MacIan vanished, and in a few moments returned, trailing with him his own discovery among lunatics, who was a slender man with a fixed smile and an unfixed and rolling head. He had a goatlike beard just long enough to be shaken in a strong wind. Turnbull sprang to his feet and was like one who is speechless through choking a sudden shout of laughter.

“Why, you great donkey,” he shouted, in an ear-shattering whisper, “that’s not one of the patients at all. That’s one of the doctors.”

Evan looked back at the leering head with the long-pointed beard and repeated the word inquiringly: “One of the doctors?”

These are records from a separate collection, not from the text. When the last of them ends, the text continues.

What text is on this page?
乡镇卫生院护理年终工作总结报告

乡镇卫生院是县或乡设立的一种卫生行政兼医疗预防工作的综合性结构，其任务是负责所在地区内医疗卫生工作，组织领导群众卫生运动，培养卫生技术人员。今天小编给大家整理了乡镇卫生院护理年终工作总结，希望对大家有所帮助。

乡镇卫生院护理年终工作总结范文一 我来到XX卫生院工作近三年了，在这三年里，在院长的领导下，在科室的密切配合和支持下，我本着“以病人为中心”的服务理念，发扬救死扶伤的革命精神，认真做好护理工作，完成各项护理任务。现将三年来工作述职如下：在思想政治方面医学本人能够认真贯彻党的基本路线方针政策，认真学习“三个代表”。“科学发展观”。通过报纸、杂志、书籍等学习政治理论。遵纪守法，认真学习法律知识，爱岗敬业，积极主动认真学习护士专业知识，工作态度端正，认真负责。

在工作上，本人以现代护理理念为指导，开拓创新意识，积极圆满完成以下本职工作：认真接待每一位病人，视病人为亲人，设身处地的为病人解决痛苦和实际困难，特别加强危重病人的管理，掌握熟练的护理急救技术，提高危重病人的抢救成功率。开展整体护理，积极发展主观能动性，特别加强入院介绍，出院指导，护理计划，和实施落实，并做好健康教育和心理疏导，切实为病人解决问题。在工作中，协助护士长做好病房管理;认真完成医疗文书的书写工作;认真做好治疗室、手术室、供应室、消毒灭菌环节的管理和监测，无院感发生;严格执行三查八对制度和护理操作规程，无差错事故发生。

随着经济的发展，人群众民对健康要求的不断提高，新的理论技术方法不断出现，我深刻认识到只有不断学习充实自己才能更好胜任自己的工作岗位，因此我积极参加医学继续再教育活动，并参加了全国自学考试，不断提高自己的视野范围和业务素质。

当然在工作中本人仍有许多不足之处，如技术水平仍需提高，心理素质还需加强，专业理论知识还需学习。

“Oh, you know what I mean,” said Turnbull, impatiently. “The medical authorities of the place.”

Evan was still staring back curiously at the beaming and bearded creature behind him.

“The mad doctors,” said Turnbull, shortly.

“Quite so,” said MacIan.

After a rather restless silence Turnbull plucked MacIan by the elbow and pulled him aside.

“For goodness sake,” he said, “don’t offend this fellow; he may be as mad as ten hatters, if you like, but he has us between his finger and thumb. This is the very time he appointed to talk with us about our– well, our exeat.”

“But what can it matter?” asked the wondering MacIan. “He can’t keep us in the asylum. We’re not mad.”

“Jackass!” said Turnbull, heartily, “of course we’re not mad. Of course, if we are medically examined and the thing is thrashed out, they will find we are not mad. But don’t you see that if the thing is thrashed out it will mean letters to this reference and telegrams to that; and at the first word of who we are, we shall be taken out of a madhouse, where we may smoke, to a jail, where we mayn’t. No, if we manage this very quietly, he may merely let us out at the front door as stray revellers. If there’s half an hour of inquiry, we are cooked.”